Labor Digest, January 1917

Labor Digest, January 1917

Jeannette Bates was a 1903 graduate of the University of Chicago who went on to study law there and at Northwestern. Prior to her career as a lawyer, she taught in the Hyde Park high school. He appointment made news around the country in various Law Reviews and Labor Journals.

Miss Bates was a member of the law firm of Bates and Thompson and drew from her years of practice in Chicago in her AAG role.

Jeanette Bates, with her adopted children, Katherine and Edward.

Jeanette Bates, with her adopted children, Katherine and Edward.

Her special area of focus as an assistant attorney general of Illinois was the enforcement of industrial welfare laws and the child labor law.

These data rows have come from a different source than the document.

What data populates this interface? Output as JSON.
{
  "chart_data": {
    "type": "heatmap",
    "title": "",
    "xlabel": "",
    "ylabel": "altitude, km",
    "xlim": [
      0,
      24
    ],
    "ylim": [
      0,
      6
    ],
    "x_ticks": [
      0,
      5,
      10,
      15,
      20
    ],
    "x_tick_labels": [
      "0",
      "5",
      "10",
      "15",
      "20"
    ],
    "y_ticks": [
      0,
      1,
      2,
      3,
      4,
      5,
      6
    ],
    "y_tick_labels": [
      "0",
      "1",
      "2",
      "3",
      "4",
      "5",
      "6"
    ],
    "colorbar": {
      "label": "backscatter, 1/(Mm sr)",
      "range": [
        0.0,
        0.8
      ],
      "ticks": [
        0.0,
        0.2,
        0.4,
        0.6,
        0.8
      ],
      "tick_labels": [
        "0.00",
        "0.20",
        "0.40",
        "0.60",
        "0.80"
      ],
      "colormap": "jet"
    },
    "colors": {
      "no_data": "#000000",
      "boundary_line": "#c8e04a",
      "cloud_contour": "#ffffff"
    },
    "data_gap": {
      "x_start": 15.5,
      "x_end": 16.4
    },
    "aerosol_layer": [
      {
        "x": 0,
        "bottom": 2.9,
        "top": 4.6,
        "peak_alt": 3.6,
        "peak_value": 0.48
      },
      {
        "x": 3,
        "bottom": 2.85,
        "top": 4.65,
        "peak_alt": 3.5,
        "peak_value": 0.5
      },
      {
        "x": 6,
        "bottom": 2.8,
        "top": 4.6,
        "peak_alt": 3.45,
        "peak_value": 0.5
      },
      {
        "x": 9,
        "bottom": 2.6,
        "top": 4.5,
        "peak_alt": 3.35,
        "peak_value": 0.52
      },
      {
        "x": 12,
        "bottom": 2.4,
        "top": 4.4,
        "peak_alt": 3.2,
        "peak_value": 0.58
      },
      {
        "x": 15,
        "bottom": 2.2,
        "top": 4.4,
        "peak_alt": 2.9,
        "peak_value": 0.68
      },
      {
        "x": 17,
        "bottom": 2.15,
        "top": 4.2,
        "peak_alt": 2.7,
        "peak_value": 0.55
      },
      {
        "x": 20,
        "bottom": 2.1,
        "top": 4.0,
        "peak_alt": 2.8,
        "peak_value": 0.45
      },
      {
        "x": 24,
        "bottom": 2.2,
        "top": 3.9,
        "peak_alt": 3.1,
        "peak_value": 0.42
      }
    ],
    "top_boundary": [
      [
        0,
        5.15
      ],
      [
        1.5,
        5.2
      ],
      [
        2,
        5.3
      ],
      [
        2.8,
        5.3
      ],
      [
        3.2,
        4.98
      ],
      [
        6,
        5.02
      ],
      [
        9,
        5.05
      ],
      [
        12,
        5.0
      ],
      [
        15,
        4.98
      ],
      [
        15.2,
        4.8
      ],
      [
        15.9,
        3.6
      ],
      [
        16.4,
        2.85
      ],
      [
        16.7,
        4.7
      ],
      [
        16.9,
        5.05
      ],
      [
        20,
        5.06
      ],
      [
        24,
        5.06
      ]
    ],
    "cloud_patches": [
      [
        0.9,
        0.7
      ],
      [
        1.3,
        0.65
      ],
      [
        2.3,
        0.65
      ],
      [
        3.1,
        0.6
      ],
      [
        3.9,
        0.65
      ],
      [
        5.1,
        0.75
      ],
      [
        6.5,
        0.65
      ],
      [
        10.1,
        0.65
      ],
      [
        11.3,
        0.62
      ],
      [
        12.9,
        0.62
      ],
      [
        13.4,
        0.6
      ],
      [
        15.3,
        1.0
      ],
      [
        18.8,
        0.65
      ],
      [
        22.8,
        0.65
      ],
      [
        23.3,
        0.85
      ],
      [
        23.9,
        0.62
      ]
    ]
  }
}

The announcements of her appointment were rather modest but they appeared all over the nation. This short note in the Norwich Bulletin in Connecticut is typical:

ILLINOIS TO HAVE WOMAN ASSIST. ATTORNEY GENERAL – Miss Jeanette Bates of Ardmore is to be Appointed. Chicago, Dec. 28. Illinois Is to have a woman assistant attorney general, it was announced today by Edward Brundage, attorney-general-elect, who said he would appoint Miss Jeanette Bates to the position. To the best of Mr. Brundage’s knowledge, there is but one other woman in the country In such a position. Miss Bates is now village attorney for the suburb of Ardmore.’

Bates was the second woman to serve as an Assistant Attorney-General. The first was Miss Clara Ruth Mozzar of Colorado.